"Ja, aber…"

So antwortete Prof. Dr. Martin Hein, Bischof der Evangelischen Kirche von Kurhessen-Waldeck, in einem Vortrag am 4. Juli in der Theologischen Hochschule Reutlingen auf die Frage, ob Muslime und Christen und auch Juden an denselben Gott glauben. Die Frage nach Gott ist eine Kernfrage der Theologie. Das ist klar. Da die Beantwortung der Frage zur gesellschaftlichen Befriedung beitragen kann, ist sie zugleich eine höchst politische Frage. Ja, meint Bischof Hein, wir glauben an denselben Gott. Wir beten zu demselben Gott. Aber wir tun es auf verschiedene und - was Christen und Islam angeht - auf sich gegenseitig ausschließende Weise.

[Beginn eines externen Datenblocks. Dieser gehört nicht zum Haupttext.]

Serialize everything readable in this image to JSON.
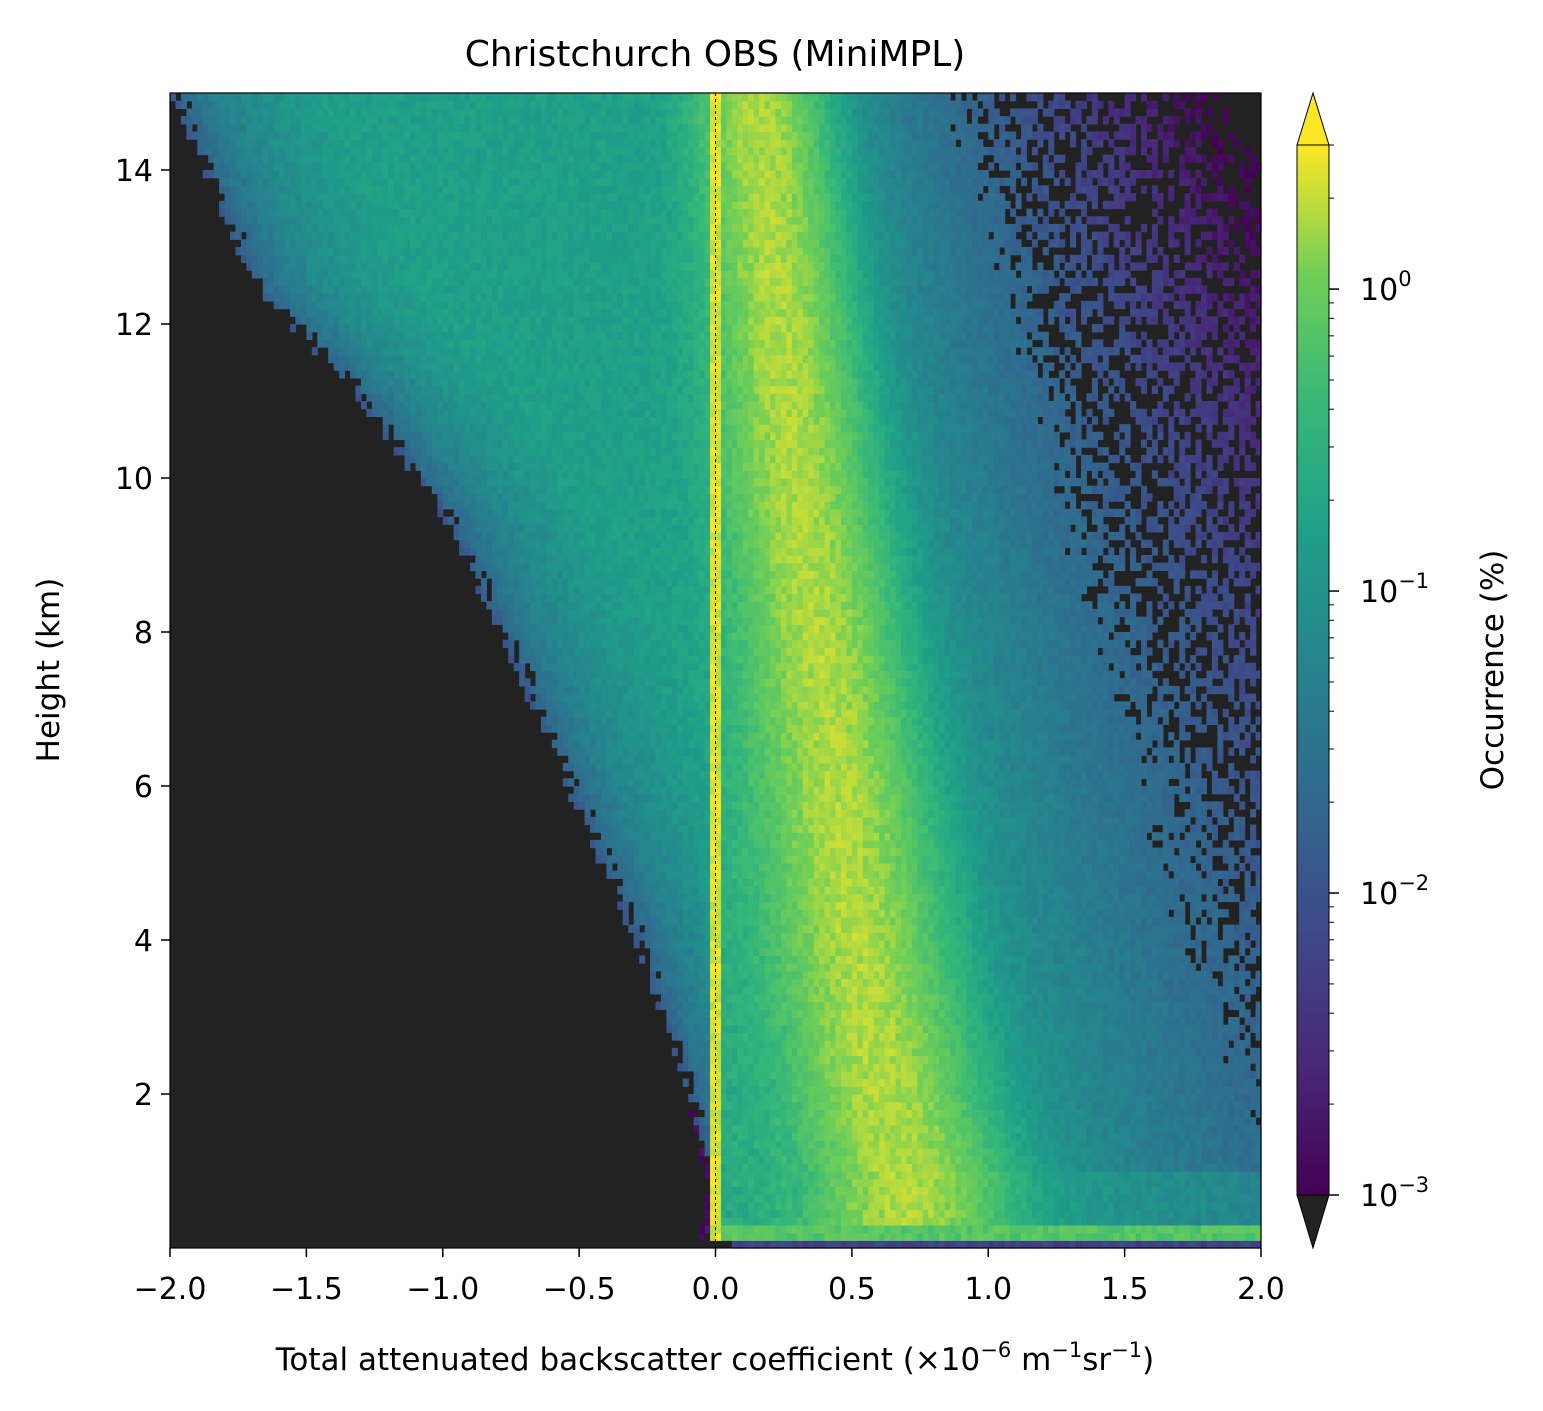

Bischof Hein hob zunächst die bedeutende Rolle der Theologie hervor, die auch für eine gesellschaftliche Debatte über Religion unverzichtbar sei. Das hört man in der Theologischen Hochschule Reutlingen natürlich gerne. Dabei setzte sich die Hörerschar vor allem aus dem akademischen und dem kirchlichen Umfeld und der Reutlinger Öffentlichkeit zusammen: Viele hatten sich zu dem Vortrag im Rahmen des studium generale der drei Reutlinger Hochschulen auf den Weg gemacht. Der Frage nach Gott in den monotheistischen Religionen könnte man sich über abstrakte philosophische Betrachtungen nähern, wie es einst Lessing mit seinem Nathan tat. Hein jedoch ging ganz im Sinne des christlichen Glaubens von religiöser Erfahrung, vor allem vom Gebet, und der darauf folgenden Bekenntnisbildung aus. Interessant ist, dass die Theologen in der Reformationszeit im 16. Jahrhundert zwar einen Wettstreit zwischen Koran und Bibel gesehen haben, ihnen der Monotheismus - der Glaube an den einen Gott - aber als verbindendes Element zwischen den Religionen galt. Die Frage, ob Christen und Muslime an denselben Gott glauben, ist also aus christlicher Sicht eine relativ junge Frage!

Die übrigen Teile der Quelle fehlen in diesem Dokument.